I think it depends on the particular software title, as to how often it comes out. Some do put out major releases every year (e.g. Cakewalk Sonar), while for others it is more like every two. Still, I think Composer Cloud is a good deal — assuming you do the kind of musical styles that its instruments favor — even when compared with buying every two years, because it gives you the ability to use a much wider range of instruments that you'd get by spending the equivalent amount of money on purchases.

Under the least expensive plan, the "7 Collections" plan with a 1-year committment), that's 7 titles a year, not including ac the "loyalty bonus" titles you'd get at 3 months, 6 months and one at 9 months into the cycle.
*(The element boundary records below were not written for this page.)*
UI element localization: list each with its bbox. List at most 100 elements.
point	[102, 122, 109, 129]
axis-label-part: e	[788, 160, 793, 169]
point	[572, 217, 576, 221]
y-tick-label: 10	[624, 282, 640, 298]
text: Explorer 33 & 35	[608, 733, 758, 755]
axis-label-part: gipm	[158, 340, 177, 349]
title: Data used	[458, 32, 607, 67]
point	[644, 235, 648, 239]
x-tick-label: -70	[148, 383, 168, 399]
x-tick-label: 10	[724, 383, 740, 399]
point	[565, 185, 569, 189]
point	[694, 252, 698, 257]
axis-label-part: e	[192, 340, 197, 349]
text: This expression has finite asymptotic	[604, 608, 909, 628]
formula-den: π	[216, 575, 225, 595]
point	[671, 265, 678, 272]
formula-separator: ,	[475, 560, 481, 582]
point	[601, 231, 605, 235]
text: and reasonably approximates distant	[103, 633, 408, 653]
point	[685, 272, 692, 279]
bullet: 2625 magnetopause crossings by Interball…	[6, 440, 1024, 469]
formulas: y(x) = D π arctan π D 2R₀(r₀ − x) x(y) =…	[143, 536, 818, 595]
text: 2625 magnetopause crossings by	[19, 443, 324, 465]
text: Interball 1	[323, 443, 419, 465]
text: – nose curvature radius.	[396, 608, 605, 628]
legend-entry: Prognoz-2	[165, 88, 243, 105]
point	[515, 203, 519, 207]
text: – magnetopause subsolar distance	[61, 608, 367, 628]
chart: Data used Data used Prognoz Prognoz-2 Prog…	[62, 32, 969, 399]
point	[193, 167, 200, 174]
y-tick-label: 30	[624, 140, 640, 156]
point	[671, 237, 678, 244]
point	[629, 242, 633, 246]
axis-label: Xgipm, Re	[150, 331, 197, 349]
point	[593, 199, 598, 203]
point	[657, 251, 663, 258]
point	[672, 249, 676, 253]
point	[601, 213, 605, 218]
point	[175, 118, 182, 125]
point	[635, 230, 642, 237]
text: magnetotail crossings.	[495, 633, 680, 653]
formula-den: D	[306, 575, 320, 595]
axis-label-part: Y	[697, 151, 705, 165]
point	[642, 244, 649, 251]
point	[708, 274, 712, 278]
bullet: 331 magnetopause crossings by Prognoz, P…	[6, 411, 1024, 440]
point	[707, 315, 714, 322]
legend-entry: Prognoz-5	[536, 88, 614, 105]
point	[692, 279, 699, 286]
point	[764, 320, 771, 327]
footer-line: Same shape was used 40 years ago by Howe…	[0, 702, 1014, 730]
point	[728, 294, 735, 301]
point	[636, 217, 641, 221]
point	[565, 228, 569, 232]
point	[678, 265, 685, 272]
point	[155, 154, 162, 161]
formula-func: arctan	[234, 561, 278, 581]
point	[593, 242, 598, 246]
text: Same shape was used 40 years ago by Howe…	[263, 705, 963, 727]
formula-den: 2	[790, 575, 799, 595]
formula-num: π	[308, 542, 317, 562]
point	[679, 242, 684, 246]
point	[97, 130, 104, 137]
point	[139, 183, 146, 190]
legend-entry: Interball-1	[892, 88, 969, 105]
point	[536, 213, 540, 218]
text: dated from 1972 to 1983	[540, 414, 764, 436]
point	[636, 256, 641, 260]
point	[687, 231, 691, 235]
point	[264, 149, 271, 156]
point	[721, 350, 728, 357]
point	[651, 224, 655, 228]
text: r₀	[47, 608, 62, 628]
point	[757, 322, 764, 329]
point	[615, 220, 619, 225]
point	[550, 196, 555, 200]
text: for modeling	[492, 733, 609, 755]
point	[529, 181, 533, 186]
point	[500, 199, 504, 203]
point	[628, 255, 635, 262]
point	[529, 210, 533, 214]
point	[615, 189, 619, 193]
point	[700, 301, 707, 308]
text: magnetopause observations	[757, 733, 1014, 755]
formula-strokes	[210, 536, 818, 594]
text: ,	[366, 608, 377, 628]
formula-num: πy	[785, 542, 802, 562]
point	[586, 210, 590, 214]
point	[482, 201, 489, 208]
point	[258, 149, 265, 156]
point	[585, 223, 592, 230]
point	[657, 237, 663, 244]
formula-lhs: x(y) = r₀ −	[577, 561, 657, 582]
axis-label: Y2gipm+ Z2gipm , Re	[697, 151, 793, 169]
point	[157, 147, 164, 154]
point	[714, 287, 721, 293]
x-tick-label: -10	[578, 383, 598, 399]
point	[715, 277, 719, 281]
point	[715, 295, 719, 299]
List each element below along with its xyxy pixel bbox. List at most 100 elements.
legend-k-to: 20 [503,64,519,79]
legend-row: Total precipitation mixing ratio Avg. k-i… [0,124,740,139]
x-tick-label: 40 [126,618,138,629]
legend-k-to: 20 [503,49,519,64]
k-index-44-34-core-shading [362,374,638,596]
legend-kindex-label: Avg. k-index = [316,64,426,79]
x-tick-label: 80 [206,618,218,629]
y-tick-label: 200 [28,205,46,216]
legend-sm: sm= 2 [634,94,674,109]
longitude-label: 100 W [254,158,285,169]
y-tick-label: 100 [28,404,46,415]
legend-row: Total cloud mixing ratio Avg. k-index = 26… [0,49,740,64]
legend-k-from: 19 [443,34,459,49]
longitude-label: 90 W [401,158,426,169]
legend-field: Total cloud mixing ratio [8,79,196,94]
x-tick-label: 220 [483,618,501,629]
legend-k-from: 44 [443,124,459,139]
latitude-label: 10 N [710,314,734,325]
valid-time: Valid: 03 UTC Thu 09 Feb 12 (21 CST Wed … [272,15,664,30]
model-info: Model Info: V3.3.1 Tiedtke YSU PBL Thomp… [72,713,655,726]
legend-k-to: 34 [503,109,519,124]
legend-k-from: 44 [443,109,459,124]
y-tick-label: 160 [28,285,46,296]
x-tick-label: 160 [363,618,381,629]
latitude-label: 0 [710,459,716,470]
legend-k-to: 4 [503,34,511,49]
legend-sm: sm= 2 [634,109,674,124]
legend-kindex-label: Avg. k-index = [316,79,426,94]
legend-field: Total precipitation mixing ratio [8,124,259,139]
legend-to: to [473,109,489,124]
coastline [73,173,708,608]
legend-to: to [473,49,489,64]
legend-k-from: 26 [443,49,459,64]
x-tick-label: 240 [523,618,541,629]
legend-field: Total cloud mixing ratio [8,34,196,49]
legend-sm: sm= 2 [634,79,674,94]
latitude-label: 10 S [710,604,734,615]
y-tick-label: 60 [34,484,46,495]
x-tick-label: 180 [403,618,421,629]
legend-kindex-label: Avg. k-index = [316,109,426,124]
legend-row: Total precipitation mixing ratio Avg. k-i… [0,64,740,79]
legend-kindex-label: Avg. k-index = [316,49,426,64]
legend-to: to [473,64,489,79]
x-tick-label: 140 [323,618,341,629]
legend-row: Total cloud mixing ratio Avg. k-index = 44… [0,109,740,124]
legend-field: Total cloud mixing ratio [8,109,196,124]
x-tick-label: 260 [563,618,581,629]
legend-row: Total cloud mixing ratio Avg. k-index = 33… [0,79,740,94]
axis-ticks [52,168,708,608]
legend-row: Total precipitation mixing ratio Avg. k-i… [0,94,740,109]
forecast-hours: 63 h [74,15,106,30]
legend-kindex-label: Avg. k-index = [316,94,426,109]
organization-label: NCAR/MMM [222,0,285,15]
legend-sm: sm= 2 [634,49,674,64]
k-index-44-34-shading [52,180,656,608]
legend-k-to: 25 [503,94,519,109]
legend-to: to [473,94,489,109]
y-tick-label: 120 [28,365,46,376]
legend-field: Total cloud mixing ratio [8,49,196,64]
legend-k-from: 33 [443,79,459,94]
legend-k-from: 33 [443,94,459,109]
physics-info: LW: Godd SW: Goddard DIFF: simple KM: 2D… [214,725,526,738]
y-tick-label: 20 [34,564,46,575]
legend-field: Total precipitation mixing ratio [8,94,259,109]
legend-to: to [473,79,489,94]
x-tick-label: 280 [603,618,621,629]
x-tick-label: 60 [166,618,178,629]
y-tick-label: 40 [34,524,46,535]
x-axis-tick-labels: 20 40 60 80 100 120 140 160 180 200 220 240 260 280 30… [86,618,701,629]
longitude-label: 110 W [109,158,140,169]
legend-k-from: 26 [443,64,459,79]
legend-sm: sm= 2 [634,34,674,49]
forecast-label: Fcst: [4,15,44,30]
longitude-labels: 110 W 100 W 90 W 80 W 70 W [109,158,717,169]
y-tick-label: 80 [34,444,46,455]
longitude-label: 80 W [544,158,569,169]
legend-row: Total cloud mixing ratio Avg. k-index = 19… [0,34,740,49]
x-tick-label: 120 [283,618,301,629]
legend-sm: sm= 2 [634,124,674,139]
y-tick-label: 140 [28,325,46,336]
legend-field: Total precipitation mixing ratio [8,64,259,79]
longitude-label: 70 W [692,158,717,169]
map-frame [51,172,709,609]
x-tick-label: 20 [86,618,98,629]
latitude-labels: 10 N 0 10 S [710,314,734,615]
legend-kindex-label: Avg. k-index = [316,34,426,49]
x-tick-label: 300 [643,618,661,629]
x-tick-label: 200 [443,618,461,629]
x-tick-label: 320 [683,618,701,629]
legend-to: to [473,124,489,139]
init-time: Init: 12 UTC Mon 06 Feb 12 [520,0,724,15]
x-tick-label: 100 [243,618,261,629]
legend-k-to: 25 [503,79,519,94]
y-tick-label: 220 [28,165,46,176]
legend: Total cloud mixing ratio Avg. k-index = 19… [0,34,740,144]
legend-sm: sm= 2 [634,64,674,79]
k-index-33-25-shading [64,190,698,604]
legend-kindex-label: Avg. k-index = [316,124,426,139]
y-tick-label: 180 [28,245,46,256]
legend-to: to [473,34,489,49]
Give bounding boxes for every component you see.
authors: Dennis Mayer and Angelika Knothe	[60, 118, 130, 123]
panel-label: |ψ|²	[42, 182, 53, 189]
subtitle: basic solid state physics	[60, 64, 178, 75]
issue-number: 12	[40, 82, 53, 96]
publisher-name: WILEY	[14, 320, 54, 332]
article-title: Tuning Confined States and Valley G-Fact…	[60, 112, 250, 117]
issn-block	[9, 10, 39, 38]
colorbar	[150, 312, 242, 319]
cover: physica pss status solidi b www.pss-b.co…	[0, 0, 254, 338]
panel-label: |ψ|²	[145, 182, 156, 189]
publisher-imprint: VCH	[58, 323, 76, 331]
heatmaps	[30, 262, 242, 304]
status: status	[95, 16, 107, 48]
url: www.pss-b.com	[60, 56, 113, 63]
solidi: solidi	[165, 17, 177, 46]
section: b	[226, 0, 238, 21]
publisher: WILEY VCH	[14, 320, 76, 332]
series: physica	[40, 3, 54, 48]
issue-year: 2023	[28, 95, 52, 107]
So let's say you were to purchase seven different EastWest collections in a year, averaging about $200 each, that's $1400. Assuming you upgraded your instruments after two years, and paid an upgrade price of, say 50% of the original cost, that would mean you spent $2100 in four years, whereas four years of Composer Cloud would be about $1440. The advantage to purchasing would be in having perpetual ownership rights, but Composer Cloud still costs a third less, and gives you the option to swap out instruments every year, should you so choose, not to mention that you'd get to use a number of "loyalty bonus" titles each year.)

If you were to do this kind of cost comparison based on the "All Collections" plan, I think that the benefits would be even greater for those who need a lot of instruments and can afford the higher monthly cost ($49.99 per month based on a yearly commitment). As I said in the review, I'm not crazy about software subscription plans in general, but in this case, considering the variety you can get for the money, I do think it's a good deal for those looking for the type of sampled instrument sounds that the EastWest collections offer.